SaltStack File Managed to Push Onboarding File to Minions

Finally, pushing the MDE Onboarding script to each machine will cause the automatic onboarding of the device as a final step. SaltStack has a built in file server capability which allows files in the /srv/salt folder on the Master to be available to the Minions. Using this built in capability it is easy to distribute the onboarding file to each minion.

install_mde.sls

copy_mde_onboarding:
  file.managed:
    - name: /etc/opt/microsoft/mdatp/mdatp_onboard.json
    - source: salt://mde/mdatp_onboard.json
    - required: install_mdatp

Including the required here ensure that the MDE package was installed first which also causes the /etc/opt/microsoft/ and other sub-folders to be created. This prevents the need for us to have to worry about creating those folders before copying the file here.

(Optional) SaltStack File Managed to Push MDE Configuration

Although not dicussed in this blog there is also an MDE Configuration file that can be pushed to each of the minions. Using a similar technique to the onboarding script you can push the configureation file as shown below.

install_mde.sls

copy_mde_configuration:
  file.managed:
    - name: /etc/opt/microsoft/mdatp/managed/mdatp_managed.json
    - source: salt://mde/mdatp_managed.json
    - required: install_mdatp

Using the Salt State

Once the State File has been created you can now use the Salt state.apply command to enfore the desired state.
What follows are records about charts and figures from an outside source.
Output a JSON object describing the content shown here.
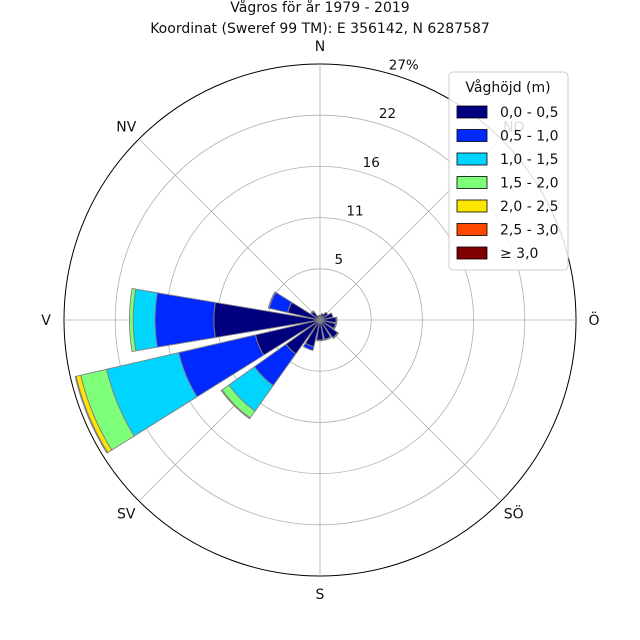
{
  "chart_data": {
    "type": "windrose",
    "title": "Vågros för år 1979 - 2019",
    "subtitle": "Koordinat (Sweref 99 TM): E 356142, N 6287587",
    "directions": [
      "N",
      "NO",
      "Ö",
      "SÖ",
      "S",
      "SV",
      "V",
      "NV"
    ],
    "radial_ticks": [
      "5",
      "11",
      "16",
      "22",
      "27%"
    ],
    "radial_values": [
      5.4,
      10.8,
      16.2,
      21.6,
      27.0
    ],
    "rmax": 27.0,
    "grid": true,
    "legend": {
      "title": "Våghöjd (m)",
      "position": "top-right",
      "labels": [
        "0,0 - 0,5",
        "0,5 - 1,0",
        "1,0 - 1,5",
        "1,5 - 2,0",
        "2,0 - 2,5",
        "2,5 - 3,0",
        "≥ 3,0"
      ],
      "colors": [
        "#00007f",
        "#0029ff",
        "#00d5ff",
        "#7dff7a",
        "#ffe600",
        "#ff4800",
        "#7f0000"
      ]
    },
    "sectors": [
      {
        "angle": 0.0,
        "values": [
          0.5,
          0.0,
          0.0,
          0.0,
          0.0,
          0.0,
          0.0
        ]
      },
      {
        "angle": 22.5,
        "values": [
          0.7,
          0.0,
          0.0,
          0.0,
          0.0,
          0.0,
          0.0
        ]
      },
      {
        "angle": 45.0,
        "values": [
          1.0,
          0.0,
          0.0,
          0.0,
          0.0,
          0.0,
          0.0
        ]
      },
      {
        "angle": 67.5,
        "values": [
          1.4,
          0.0,
          0.0,
          0.0,
          0.0,
          0.0,
          0.0
        ]
      },
      {
        "angle": 90.0,
        "values": [
          1.7,
          0.1,
          0.0,
          0.0,
          0.0,
          0.0,
          0.0
        ]
      },
      {
        "angle": 112.5,
        "values": [
          1.7,
          0.1,
          0.0,
          0.0,
          0.0,
          0.0,
          0.0
        ]
      },
      {
        "angle": 135.0,
        "values": [
          2.3,
          0.1,
          0.0,
          0.0,
          0.0,
          0.0,
          0.0
        ]
      },
      {
        "angle": 157.5,
        "values": [
          2.1,
          0.1,
          0.0,
          0.0,
          0.0,
          0.0,
          0.0
        ]
      },
      {
        "angle": 180.0,
        "values": [
          2.1,
          0.1,
          0.0,
          0.0,
          0.0,
          0.0,
          0.0
        ]
      },
      {
        "angle": 202.5,
        "values": [
          2.9,
          0.4,
          0.0,
          0.0,
          0.0,
          0.0,
          0.0
        ]
      },
      {
        "angle": 225.0,
        "values": [
          4.4,
          4.1,
          3.3,
          0.9,
          0.1,
          0.0,
          0.0
        ]
      },
      {
        "angle": 247.5,
        "values": [
          7.0,
          8.3,
          7.8,
          2.8,
          0.5,
          0.1,
          0.0
        ]
      },
      {
        "angle": 270.0,
        "values": [
          11.2,
          6.2,
          2.3,
          0.4,
          0.0,
          0.0,
          0.0
        ]
      },
      {
        "angle": 292.5,
        "values": [
          3.5,
          2.0,
          0.1,
          0.0,
          0.0,
          0.0,
          0.0
        ]
      },
      {
        "angle": 315.0,
        "values": [
          1.1,
          0.1,
          0.0,
          0.0,
          0.0,
          0.0,
          0.0
        ]
      },
      {
        "angle": 337.5,
        "values": [
          0.5,
          0.0,
          0.0,
          0.0,
          0.0,
          0.0,
          0.0
        ]
      }
    ]
  }
}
Notice when applying the state the file extension is omitted from the state file because it uses . as a folder segmentation indicator in the event that you have nested state files.

> salt '*' state.apply install_mde

Assuming no typos or errors you should now have a valid state file that has successfully installed MDE, onboarded the device, and potentially pushed a desired configuration to each of your Linux machines.